To initiate the car insurance claim process, follow the below steps:

• Inform your car insurance company

• Provide all the information required as requested by the insurance company.

• The insurance company will send a surveyor or assessor to evaluate the impact of the damages. Basis this, the insurer will assess whether to approve the car damages for repair or declare it as a total loss.

• If your insurance company declares your vehicle as a total loss, you will get an update on the car's actual cash value.

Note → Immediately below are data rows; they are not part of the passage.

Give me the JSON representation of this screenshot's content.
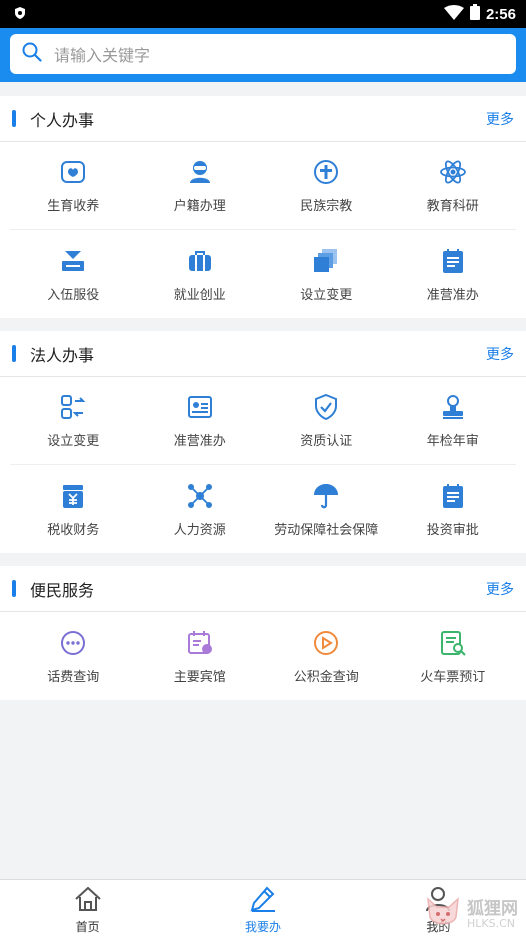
{
  "status": {
    "time": "2:56"
  },
  "search": {
    "placeholder": "请输入关键字"
  },
  "sections": [
    {
      "title": "个人办事",
      "more": "更多",
      "rows": [
        [
          {
            "label": "生育收养",
            "icon": "birth-icon"
          },
          {
            "label": "户籍办理",
            "icon": "household-icon"
          },
          {
            "label": "民族宗教",
            "icon": "religion-icon"
          },
          {
            "label": "教育科研",
            "icon": "atom-icon"
          }
        ],
        [
          {
            "label": "入伍服役",
            "icon": "military-icon"
          },
          {
            "label": "就业创业",
            "icon": "briefcase-icon"
          },
          {
            "label": "设立变更",
            "icon": "stack-icon"
          },
          {
            "label": "准营准办",
            "icon": "license-icon"
          }
        ]
      ]
    },
    {
      "title": "法人办事",
      "more": "更多",
      "rows": [
        [
          {
            "label": "设立变更",
            "icon": "exchange-icon"
          },
          {
            "label": "准营准办",
            "icon": "id-card-icon"
          },
          {
            "label": "资质认证",
            "icon": "shield-check-icon"
          },
          {
            "label": "年检年审",
            "icon": "stamp-icon"
          }
        ],
        [
          {
            "label": "税收财务",
            "icon": "tax-icon"
          },
          {
            "label": "人力资源",
            "icon": "network-icon"
          },
          {
            "label": "劳动保障社会保障",
            "icon": "umbrella-icon"
          },
          {
            "label": "投资审批",
            "icon": "clipboard-icon"
          }
        ]
      ]
    },
    {
      "title": "便民服务",
      "more": "更多",
      "rows": [
        [
          {
            "label": "话费查询",
            "icon": "chat-icon"
          },
          {
            "label": "主要宾馆",
            "icon": "calendar-icon"
          },
          {
            "label": "公积金查询",
            "icon": "play-circle-icon"
          },
          {
            "label": "火车票预订",
            "icon": "ticket-search-icon"
          }
        ]
      ]
    }
  ],
  "tabs": [
    {
      "label": "首页",
      "icon": "home-icon"
    },
    {
      "label": "我要办",
      "icon": "pen-icon",
      "active": true
    },
    {
      "label": "我的",
      "icon": "user-icon"
    }
  ],
  "watermark": {
    "line1": "狐狸网",
    "line2": "HLKS.CN"
  },
  "colors": {
    "accent": "#1a7fe8",
    "header": "#1a8cf0",
    "icon_blue": "#2f7fd6",
    "icon_purple": "#7a6fd3",
    "icon_orange": "#f08a3c",
    "icon_green": "#3bb56b"
  }
}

Documents required to claim for total loss car insurance claim

• Duly filled car insurance claim form

• Copy of your car insurance policy

• Copy of your driving licence

• Copy of your car's Registration Certificate (RC)

• Copy of FIR

• Surveyor's report to discover the loss

• Any additional documents as requested by the insurer

Factors that determine the actual cash value of the totalled car:

Post you raise a car insurance claim, and your vehicle is declared as a total loss; the insurance company decides the actual cash value of the vehicle on the totalled car based on the below factors:

• Make and model of the car

• Mileage of the car

• Depreciation value of the car

• Car inspection report

• Condition of the car

• Others

Final Word

Insurance companies in India settle the total loss car insurance claim by considering the car's depreciation value. This varies for different car models and brands. At any point in time, if your car suffers total loss, you need to check with your insurance provider and get detailed information about it.

Disclaimer: The content provided is for education and informational purpose only, none of the information contained in our blog amounts to any form of opinion or advice. Please go through policy related documents carefully or consult an expert before making any insurance-related decisions.